到底要做羊,還是做狼,從前我不必費心去想。
我為上位者時,我就是狼。
隨時就能對羊亮出自己的獠牙和鋒利的前爪,不必去想羊是死是活,羊高不高興,羊又會怎么想。
這時候,羊任人宰割,不敢逃跑。
這時候,我是狼,蕭鐸是羊。
如今羊成了狼,蕭鐸成了上位者。
不,蕭鐸從來都不是羊。
他是極善于偽裝隱藏的狼。
過去他披著羊皮,囿王十一年暮春,這張羊皮就永遠地撕了下來。
我們彼此視為仇敵,他知道我恨極了他,一次次要殺他,然還是愿意告訴我這樣的道理。
身后酒聲響起,他果真又斟了一盞,自后頭送到了我的嘴邊。
他說,“再喝一杯吧。”
他要我喝,我豈敢不從。
一杯涼酒入了喉,也不知道到底是因了什么緣故,眼淚一個勁兒地往下流。
我沒有回頭去看,他也沒有走到我面前來。
我仔細回想著這一夜,他自回了這望春臺,好似就始終都在后頭,始終都沒有走到我面前來。
因而我不知道這夜的蕭鐸在告誡我要強大的時候,他究竟是什么樣的一副神色。
他望著我狼狽又不堪的背影時,是不是也想到了曾經一樣困在宗周的那個一樣狼狽不堪的自己呢?

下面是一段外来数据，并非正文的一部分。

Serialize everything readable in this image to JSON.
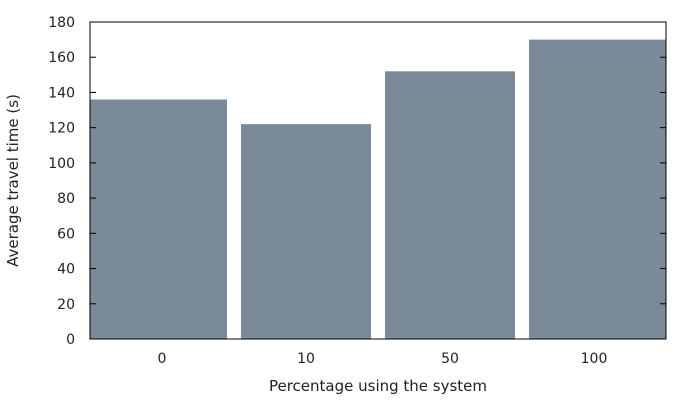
{
  "chart_data": {
    "type": "bar",
    "title": "",
    "categories": [
      "0",
      "10",
      "50",
      "100"
    ],
    "values": [
      136,
      122,
      152,
      170
    ],
    "xlabel": "Percentage using the system",
    "ylabel": "Average travel time (s)",
    "ylim": [
      0,
      180
    ],
    "yticks": [
      0,
      20,
      40,
      60,
      80,
      100,
      120,
      140,
      160,
      180
    ],
    "grid": false,
    "legend": "none",
    "bar_color": "#7a8a99",
    "axis_color": "#000000"
  }
}
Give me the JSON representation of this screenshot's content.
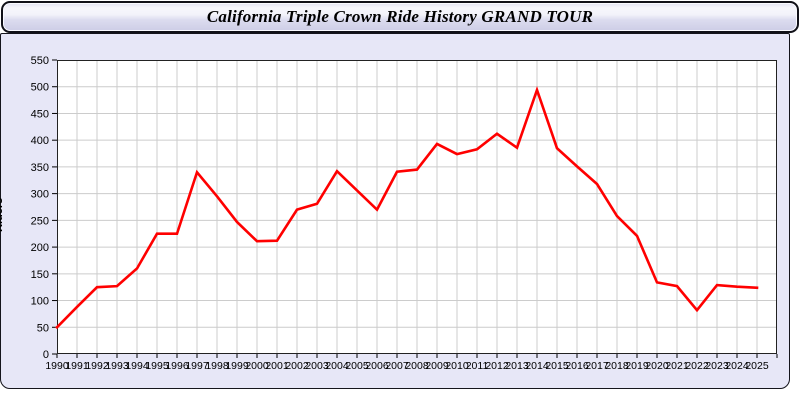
{
  "title": "California Triple Crown Ride History GRAND TOUR",
  "colors": {
    "line": "#ff0000",
    "panel_background": "#e7e7f7",
    "plot_background": "#ffffff",
    "gridline": "#cccccc",
    "axis": "#222222",
    "text": "#000000"
  },
  "chart_data": {
    "type": "line",
    "title": "California Triple Crown Ride History GRAND TOUR",
    "xlabel": "",
    "ylabel": "Riders",
    "x": [
      1990,
      1991,
      1992,
      1993,
      1994,
      1995,
      1996,
      1997,
      1998,
      1999,
      2000,
      2001,
      2002,
      2003,
      2004,
      2005,
      2006,
      2007,
      2008,
      2009,
      2010,
      2011,
      2012,
      2013,
      2014,
      2015,
      2016,
      2017,
      2018,
      2019,
      2020,
      2021,
      2022,
      2023,
      2024,
      2025
    ],
    "series": [
      {
        "name": "Riders",
        "color": "#ff0000",
        "values": [
          50,
          88,
          125,
          127,
          160,
          225,
          225,
          340,
          295,
          247,
          211,
          212,
          270,
          281,
          342,
          306,
          270,
          341,
          345,
          393,
          374,
          383,
          412,
          386,
          494,
          385,
          351,
          318,
          258,
          221,
          134,
          127,
          82,
          129,
          126,
          124
        ]
      }
    ],
    "ylim": [
      0,
      550
    ],
    "y_tick_step": 50,
    "x_extra_gridline_years": 1,
    "grid": true,
    "legend": "none"
  }
}
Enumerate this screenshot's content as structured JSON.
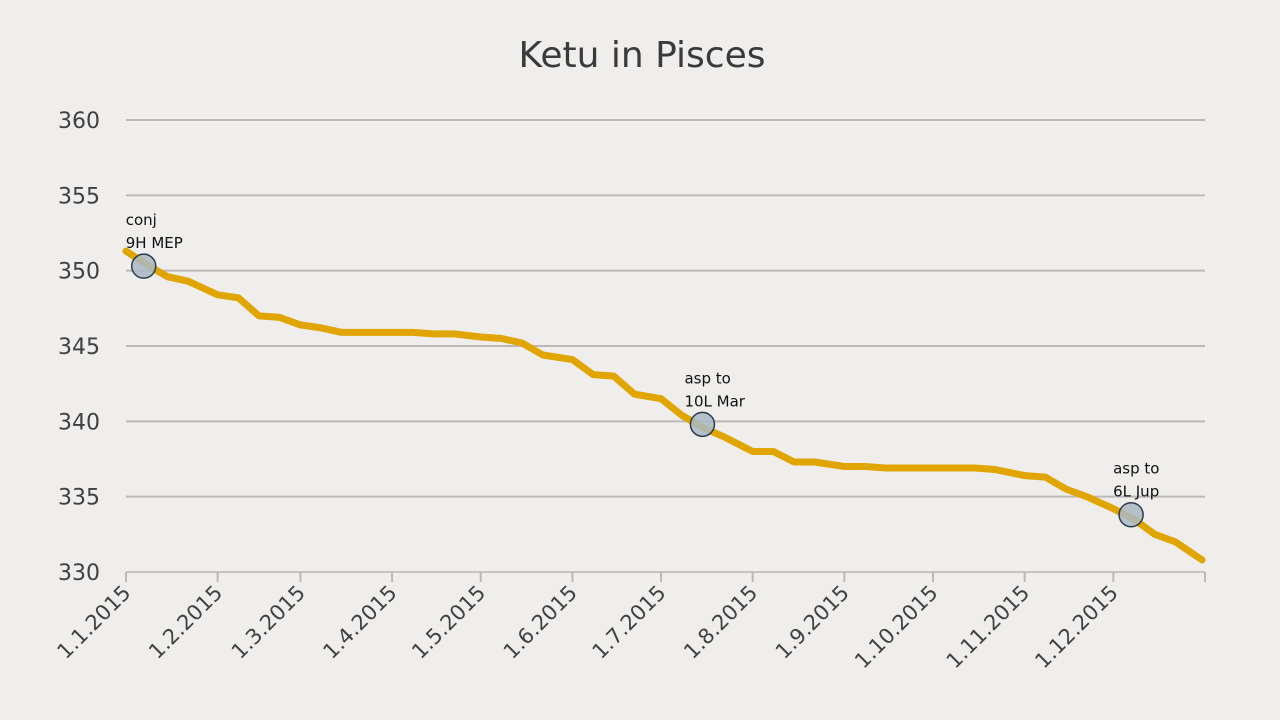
{
  "chart_data": {
    "type": "line",
    "title": "Ketu in Pisces",
    "xlabel": "",
    "ylabel": "",
    "ylim": [
      330,
      360
    ],
    "yticks": [
      330,
      335,
      340,
      345,
      350,
      355,
      360
    ],
    "x_tick_labels": [
      "1.1.2015",
      "1.2.2015",
      "1.3.2015",
      "1.4.2015",
      "1.5.2015",
      "1.6.2015",
      "1.7.2015",
      "1.8.2015",
      "1.9.2015",
      "1.10.2015",
      "1.11.2015",
      "1.12.2015"
    ],
    "grid": true,
    "legend": "none",
    "line_color": "#e0a500",
    "series": [
      {
        "x": [
          "2015-01-01",
          "2015-01-08",
          "2015-01-15",
          "2015-01-22",
          "2015-02-01",
          "2015-02-08",
          "2015-02-15",
          "2015-02-22",
          "2015-03-01",
          "2015-03-08",
          "2015-03-15",
          "2015-03-22",
          "2015-04-01",
          "2015-04-08",
          "2015-04-15",
          "2015-04-22",
          "2015-05-01",
          "2015-05-08",
          "2015-05-15",
          "2015-05-22",
          "2015-06-01",
          "2015-06-08",
          "2015-06-15",
          "2015-06-22",
          "2015-07-01",
          "2015-07-08",
          "2015-07-15",
          "2015-07-22",
          "2015-08-01",
          "2015-08-08",
          "2015-08-15",
          "2015-08-22",
          "2015-09-01",
          "2015-09-08",
          "2015-09-15",
          "2015-09-22",
          "2015-10-01",
          "2015-10-08",
          "2015-10-15",
          "2015-10-22",
          "2015-11-01",
          "2015-11-08",
          "2015-11-15",
          "2015-11-22",
          "2015-12-01",
          "2015-12-08",
          "2015-12-15",
          "2015-12-22",
          "2015-12-31"
        ],
        "values": [
          351.3,
          350.4,
          349.6,
          349.3,
          348.4,
          348.2,
          347.0,
          346.9,
          346.4,
          346.2,
          345.9,
          345.9,
          345.9,
          345.9,
          345.8,
          345.8,
          345.6,
          345.5,
          345.2,
          344.4,
          344.1,
          343.1,
          343.0,
          341.8,
          341.5,
          340.4,
          339.6,
          339.0,
          338.0,
          338.0,
          337.3,
          337.3,
          337.0,
          337.0,
          336.9,
          336.9,
          336.9,
          336.9,
          336.9,
          336.8,
          336.4,
          336.3,
          335.5,
          335.0,
          334.2,
          333.5,
          332.5,
          332.0,
          330.8
        ]
      }
    ],
    "annotations": [
      {
        "date": "2015-01-07",
        "y": 350.3,
        "label": [
          "conj",
          "9H MEP"
        ]
      },
      {
        "date": "2015-07-15",
        "y": 339.8,
        "label": [
          "asp to",
          "10L Mar"
        ]
      },
      {
        "date": "2015-12-07",
        "y": 333.8,
        "label": [
          "asp to",
          "6L Jup"
        ]
      }
    ]
  }
}
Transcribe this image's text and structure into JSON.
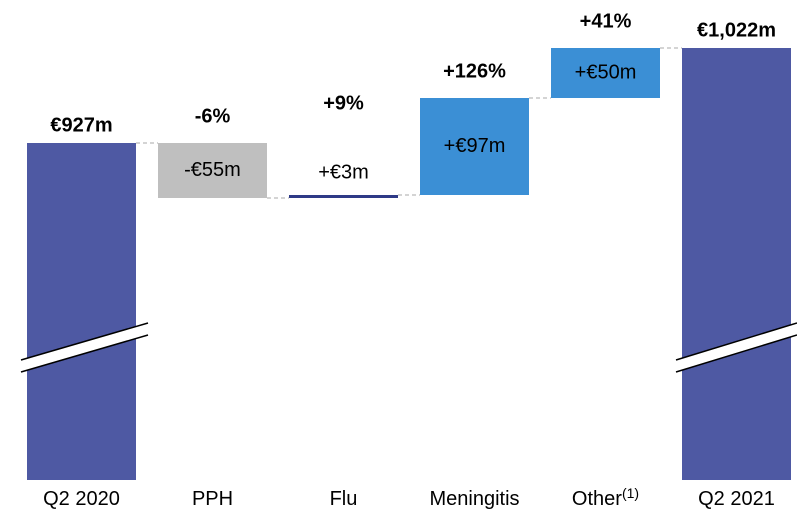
{
  "chart_data": {
    "type": "waterfall",
    "categories": [
      "Q2 2020",
      "PPH",
      "Flu",
      "Meningitis",
      "Other",
      "Q2 2021"
    ],
    "category_notes": [
      null,
      null,
      null,
      null,
      "(1)",
      null
    ],
    "values": [
      927,
      -55,
      3,
      97,
      50,
      1022
    ],
    "value_labels": [
      "€927m",
      "-€55m",
      "+€3m",
      "+€97m",
      "+€50m",
      "€1,022m"
    ],
    "growth_labels": [
      null,
      "-6%",
      "+9%",
      "+126%",
      "+41%",
      null
    ],
    "measure": [
      "total",
      "relative",
      "relative",
      "relative",
      "relative",
      "total"
    ],
    "colors": [
      "#4e59a3",
      "#bfbfbf",
      "#2e3a87",
      "#3b8fd5",
      "#3b8fd5",
      "#4e59a3"
    ],
    "ylim": [
      590,
      1070
    ],
    "axis_break": true
  }
}
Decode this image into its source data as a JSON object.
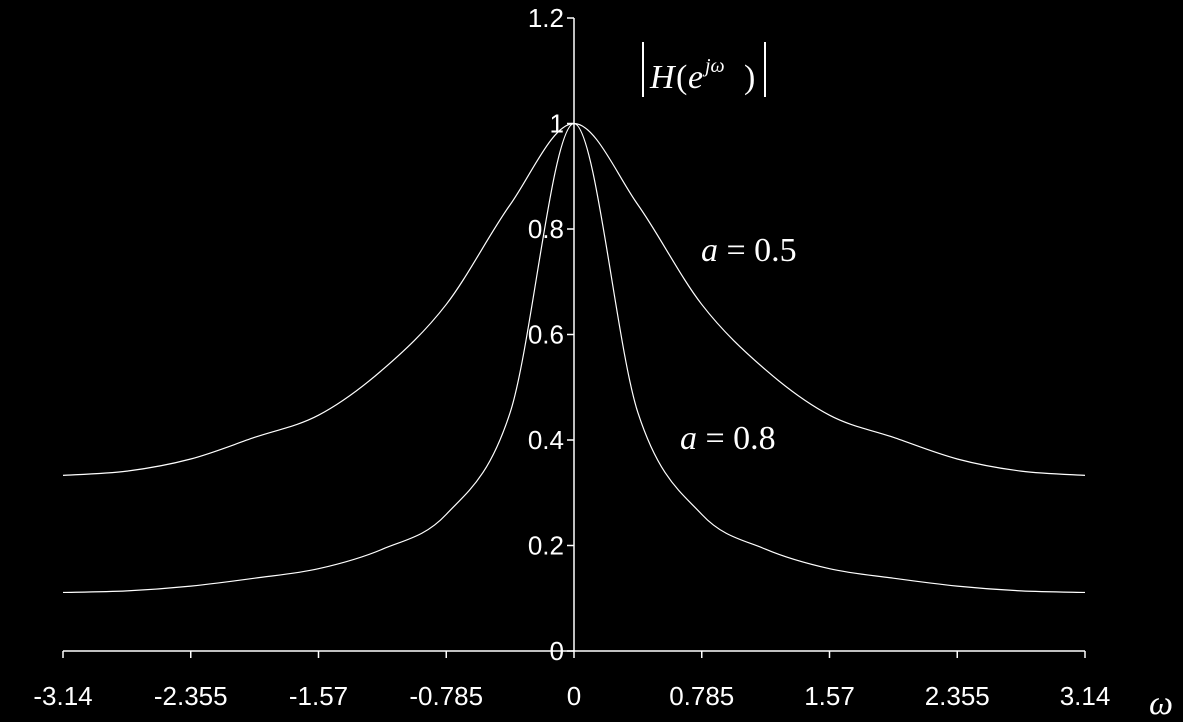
{
  "chart_data": {
    "type": "line",
    "title": "",
    "xlabel": "ω",
    "ylabel": "|H(e^{jω})|",
    "xlim": [
      -3.14,
      3.14
    ],
    "ylim": [
      0,
      1.2
    ],
    "x_ticks": [
      "-3.14",
      "-2.355",
      "-1.57",
      "-0.785",
      "0",
      "0.785",
      "1.57",
      "2.355",
      "3.14"
    ],
    "x_tick_values": [
      -3.14,
      -2.355,
      -1.57,
      -0.785,
      0,
      0.785,
      1.57,
      2.355,
      3.14
    ],
    "y_ticks": [
      "0",
      "0.2",
      "0.4",
      "0.6",
      "0.8",
      "1",
      "1.2"
    ],
    "y_tick_values": [
      0,
      0.2,
      0.4,
      0.6,
      0.8,
      1.0,
      1.2
    ],
    "grid": false,
    "series": [
      {
        "name": "a = 0.5",
        "color": "#ffffff",
        "x": [
          -3.14,
          -2.7475,
          -2.355,
          -1.9625,
          -1.57,
          -1.1775,
          -0.785,
          -0.3925,
          0,
          0.3925,
          0.785,
          1.1775,
          1.57,
          1.9625,
          2.355,
          2.7475,
          3.14
        ],
        "values": [
          0.333,
          0.341,
          0.364,
          0.405,
          0.447,
          0.533,
          0.657,
          0.846,
          1.0,
          0.846,
          0.657,
          0.533,
          0.447,
          0.405,
          0.364,
          0.341,
          0.333
        ]
      },
      {
        "name": "a = 0.8",
        "color": "#ffffff",
        "x": [
          -3.14,
          -2.7475,
          -2.355,
          -1.9625,
          -1.57,
          -1.1775,
          -0.785,
          -0.3925,
          0,
          0.3925,
          0.785,
          1.1775,
          1.57,
          1.9625,
          2.355,
          2.7475,
          3.14
        ],
        "values": [
          0.111,
          0.114,
          0.123,
          0.138,
          0.156,
          0.193,
          0.259,
          0.452,
          1.0,
          0.452,
          0.259,
          0.193,
          0.156,
          0.138,
          0.123,
          0.114,
          0.111
        ]
      }
    ],
    "annotations": [
      {
        "text": "a = 0.5",
        "x": 1.05,
        "y": 0.77
      },
      {
        "text": "a = 0.8",
        "x": 0.92,
        "y": 0.4
      },
      {
        "text": "|H(e^{jω})|",
        "x": 0.2,
        "y": 1.08
      }
    ]
  },
  "labels": {
    "axis_x_symbol": "ω",
    "mag_H": "H",
    "mag_open": "(",
    "mag_e": "e",
    "mag_exp": "jω",
    "mag_close": ")",
    "a_symbol": "a",
    "eq_05": " = 0.5",
    "eq_08": " = 0.8"
  }
}
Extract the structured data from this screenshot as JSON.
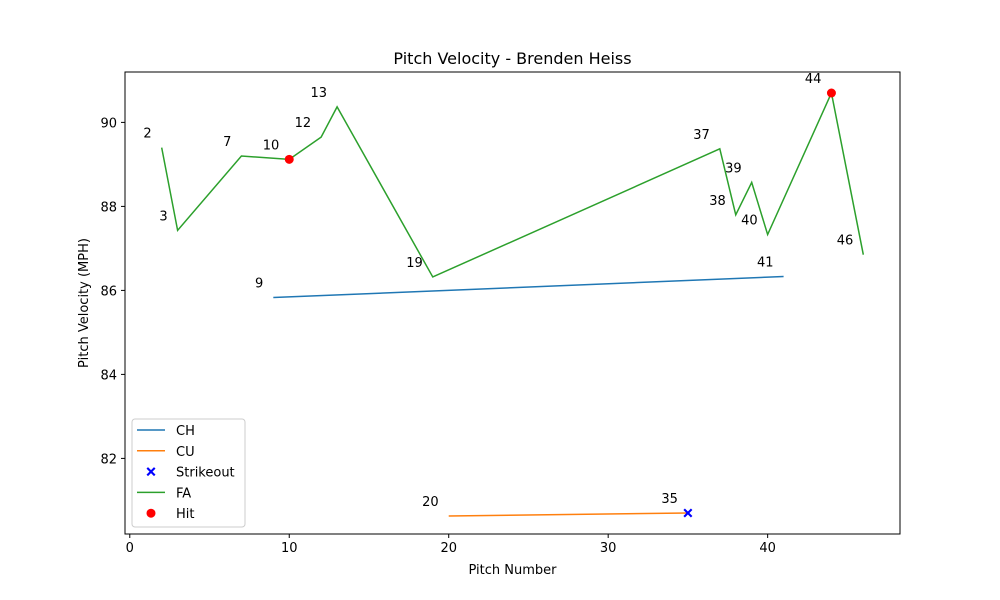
{
  "chart_data": {
    "type": "line",
    "title": "Pitch Velocity - Brenden Heiss",
    "xlabel": "Pitch Number",
    "ylabel": "Pitch Velocity (MPH)",
    "xlim": [
      -0.3,
      48.3
    ],
    "ylim": [
      80.2,
      91.2
    ],
    "xticks": [
      0,
      10,
      20,
      30,
      40
    ],
    "yticks": [
      82,
      84,
      86,
      88,
      90
    ],
    "grid": false,
    "legend_position": "lower-left",
    "series": [
      {
        "name": "CH",
        "kind": "line",
        "color": "#1f77b4",
        "points": [
          [
            9,
            85.83
          ],
          [
            41,
            86.33
          ]
        ]
      },
      {
        "name": "CU",
        "kind": "line",
        "color": "#ff7f0e",
        "points": [
          [
            20,
            80.63
          ],
          [
            35,
            80.7
          ]
        ]
      },
      {
        "name": "FA",
        "kind": "line",
        "color": "#2ca02c",
        "points": [
          [
            2,
            89.4
          ],
          [
            3,
            87.43
          ],
          [
            7,
            89.2
          ],
          [
            10,
            89.12
          ],
          [
            12,
            89.65
          ],
          [
            13,
            90.37
          ],
          [
            19,
            86.32
          ],
          [
            37,
            89.37
          ],
          [
            38,
            87.8
          ],
          [
            39,
            88.57
          ],
          [
            40,
            87.33
          ],
          [
            44,
            90.7
          ],
          [
            46,
            86.85
          ]
        ]
      }
    ],
    "markers": [
      {
        "name": "Strikeout",
        "shape": "x",
        "color": "#0000ff",
        "points": [
          [
            35,
            80.7
          ]
        ]
      },
      {
        "name": "Hit",
        "shape": "circle",
        "color": "#ff0000",
        "points": [
          [
            10,
            89.12
          ],
          [
            44,
            90.7
          ]
        ]
      }
    ],
    "legend_order": [
      "CH",
      "CU",
      "Strikeout",
      "FA",
      "Hit"
    ],
    "annotations": [
      {
        "text": "2",
        "x": 2,
        "y": 89.4
      },
      {
        "text": "3",
        "x": 3,
        "y": 87.43
      },
      {
        "text": "7",
        "x": 7,
        "y": 89.2
      },
      {
        "text": "10",
        "x": 10,
        "y": 89.12
      },
      {
        "text": "12",
        "x": 12,
        "y": 89.65
      },
      {
        "text": "13",
        "x": 13,
        "y": 90.37
      },
      {
        "text": "19",
        "x": 19,
        "y": 86.32
      },
      {
        "text": "37",
        "x": 37,
        "y": 89.37
      },
      {
        "text": "38",
        "x": 38,
        "y": 87.8
      },
      {
        "text": "39",
        "x": 39,
        "y": 88.57
      },
      {
        "text": "40",
        "x": 40,
        "y": 87.33
      },
      {
        "text": "44",
        "x": 44,
        "y": 90.7
      },
      {
        "text": "46",
        "x": 46,
        "y": 86.85
      },
      {
        "text": "9",
        "x": 9,
        "y": 85.83
      },
      {
        "text": "41",
        "x": 41,
        "y": 86.33
      },
      {
        "text": "20",
        "x": 20,
        "y": 80.63
      },
      {
        "text": "35",
        "x": 35,
        "y": 80.7
      }
    ]
  }
}
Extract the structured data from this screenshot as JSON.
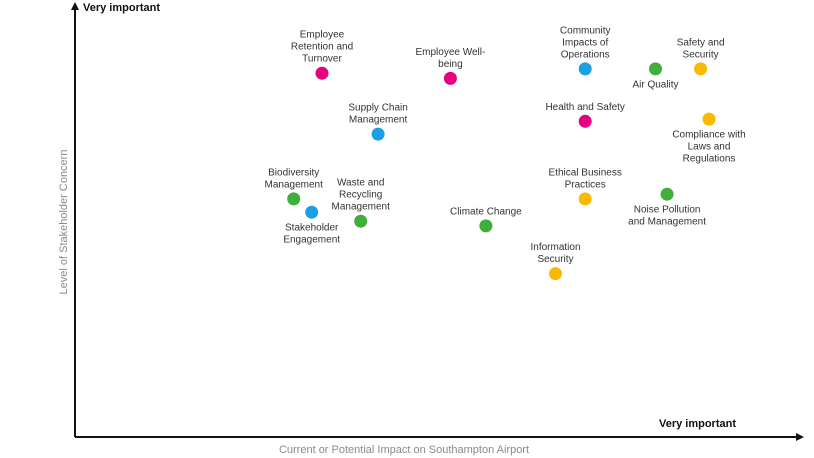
{
  "chart_data": {
    "type": "scatter",
    "xlabel": "Current or Potential Impact on Southampton Airport",
    "ylabel": "Level of Stakeholder Concern",
    "x_end_label": "Very important",
    "y_end_label": "Very important",
    "xlim": [
      0,
      100
    ],
    "ylim": [
      0,
      100
    ],
    "grid": false,
    "legend": "none",
    "colors": {
      "pink": "#e5007e",
      "blue": "#1a9fe0",
      "green": "#3fae3a",
      "yellow": "#fbb800"
    },
    "points": [
      {
        "label": "Employee Retention and Turnover",
        "lines": [
          "Employee",
          "Retention and",
          "Turnover"
        ],
        "x": 38.3,
        "y": 84.8,
        "color": "pink",
        "label_pos": "above"
      },
      {
        "label": "Employee Well-being",
        "lines": [
          "Employee Well-",
          "being"
        ],
        "x": 58.2,
        "y": 83.6,
        "color": "pink",
        "label_pos": "above"
      },
      {
        "label": "Community Impacts of Operations",
        "lines": [
          "Community",
          "Impacts of",
          "Operations"
        ],
        "x": 79.1,
        "y": 85.8,
        "color": "blue",
        "label_pos": "above"
      },
      {
        "label": "Air Quality",
        "lines": [
          "Air Quality"
        ],
        "x": 90.0,
        "y": 85.8,
        "color": "green",
        "label_pos": "below"
      },
      {
        "label": "Safety and Security",
        "lines": [
          "Safety and",
          "Security"
        ],
        "x": 97.0,
        "y": 85.8,
        "color": "yellow",
        "label_pos": "above"
      },
      {
        "label": "Supply Chain Management",
        "lines": [
          "Supply Chain",
          "Management"
        ],
        "x": 47.0,
        "y": 70.6,
        "color": "blue",
        "label_pos": "above"
      },
      {
        "label": "Health and Safety",
        "lines": [
          "Health and Safety"
        ],
        "x": 79.1,
        "y": 73.6,
        "color": "pink",
        "label_pos": "above"
      },
      {
        "label": "Compliance with Laws and Regulations",
        "lines": [
          "Compliance with",
          "Laws and",
          "Regulations"
        ],
        "x": 98.3,
        "y": 74.1,
        "color": "yellow",
        "label_pos": "below"
      },
      {
        "label": "Biodiversity Management",
        "lines": [
          "Biodiversity",
          "Management"
        ],
        "x": 33.9,
        "y": 55.5,
        "color": "green",
        "label_pos": "above"
      },
      {
        "label": "Stakeholder Engagement",
        "lines": [
          "Stakeholder",
          "Engagement"
        ],
        "x": 36.7,
        "y": 52.4,
        "color": "blue",
        "label_pos": "below"
      },
      {
        "label": "Waste and Recycling Management",
        "lines": [
          "Waste and",
          "Recycling",
          "Management"
        ],
        "x": 44.3,
        "y": 50.3,
        "color": "green",
        "label_pos": "above"
      },
      {
        "label": "Ethical Business Practices",
        "lines": [
          "Ethical Business",
          "Practices"
        ],
        "x": 79.1,
        "y": 55.5,
        "color": "yellow",
        "label_pos": "above"
      },
      {
        "label": "Noise Pollution and Management",
        "lines": [
          "Noise Pollution",
          "and Management"
        ],
        "x": 91.8,
        "y": 56.6,
        "color": "green",
        "label_pos": "below"
      },
      {
        "label": "Climate Change",
        "lines": [
          "Climate Change"
        ],
        "x": 63.7,
        "y": 49.2,
        "color": "green",
        "label_pos": "above"
      },
      {
        "label": "Information Security",
        "lines": [
          "Information",
          "Security"
        ],
        "x": 74.5,
        "y": 38.1,
        "color": "yellow",
        "label_pos": "above"
      }
    ]
  }
}
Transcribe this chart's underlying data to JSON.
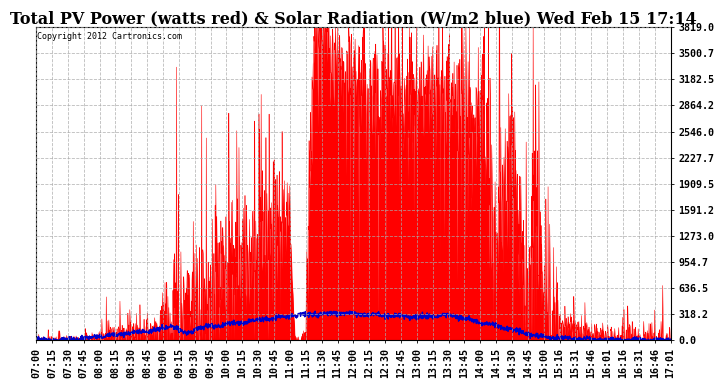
{
  "title": "Total PV Power (watts red) & Solar Radiation (W/m2 blue) Wed Feb 15 17:14",
  "copyright": "Copyright 2012 Cartronics.com",
  "ylabel_right_ticks": [
    0.0,
    318.2,
    636.5,
    954.7,
    1273.0,
    1591.2,
    1909.5,
    2227.7,
    2546.0,
    2864.2,
    3182.5,
    3500.7,
    3819.0
  ],
  "y_max": 3819.0,
  "y_min": 0.0,
  "bg_color": "#ffffff",
  "plot_bg_color": "#ffffff",
  "grid_color": "#aaaaaa",
  "red_color": "#ff0000",
  "blue_color": "#0000cc",
  "title_fontsize": 11.5,
  "tick_fontsize": 7.2,
  "x_labels": [
    "07:00",
    "07:15",
    "07:30",
    "07:45",
    "08:00",
    "08:15",
    "08:30",
    "08:45",
    "09:00",
    "09:15",
    "09:30",
    "09:45",
    "10:00",
    "10:15",
    "10:30",
    "10:45",
    "11:00",
    "11:15",
    "11:30",
    "11:45",
    "12:00",
    "12:15",
    "12:30",
    "12:45",
    "13:00",
    "13:15",
    "13:30",
    "13:45",
    "14:00",
    "14:15",
    "14:30",
    "14:45",
    "15:00",
    "15:16",
    "15:31",
    "15:46",
    "16:01",
    "16:16",
    "16:31",
    "16:46",
    "17:01"
  ]
}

是對年少時那個蟄伏鎬京的小公子的憐惜,同情,也有對如今終于不再偽裝成一頭羊的大公子的慰藉了吧。
他是在對我說,也一樣是在對從前蟄伏在鎬京的那個少年質子說吧?
那時候他正經歷著與我一樣的年紀,經受著周遭環伺的狼群,他最好的年華,最純粹的青春年少,都虛度在了那里,甚至不曾睡過一宿的軟榻。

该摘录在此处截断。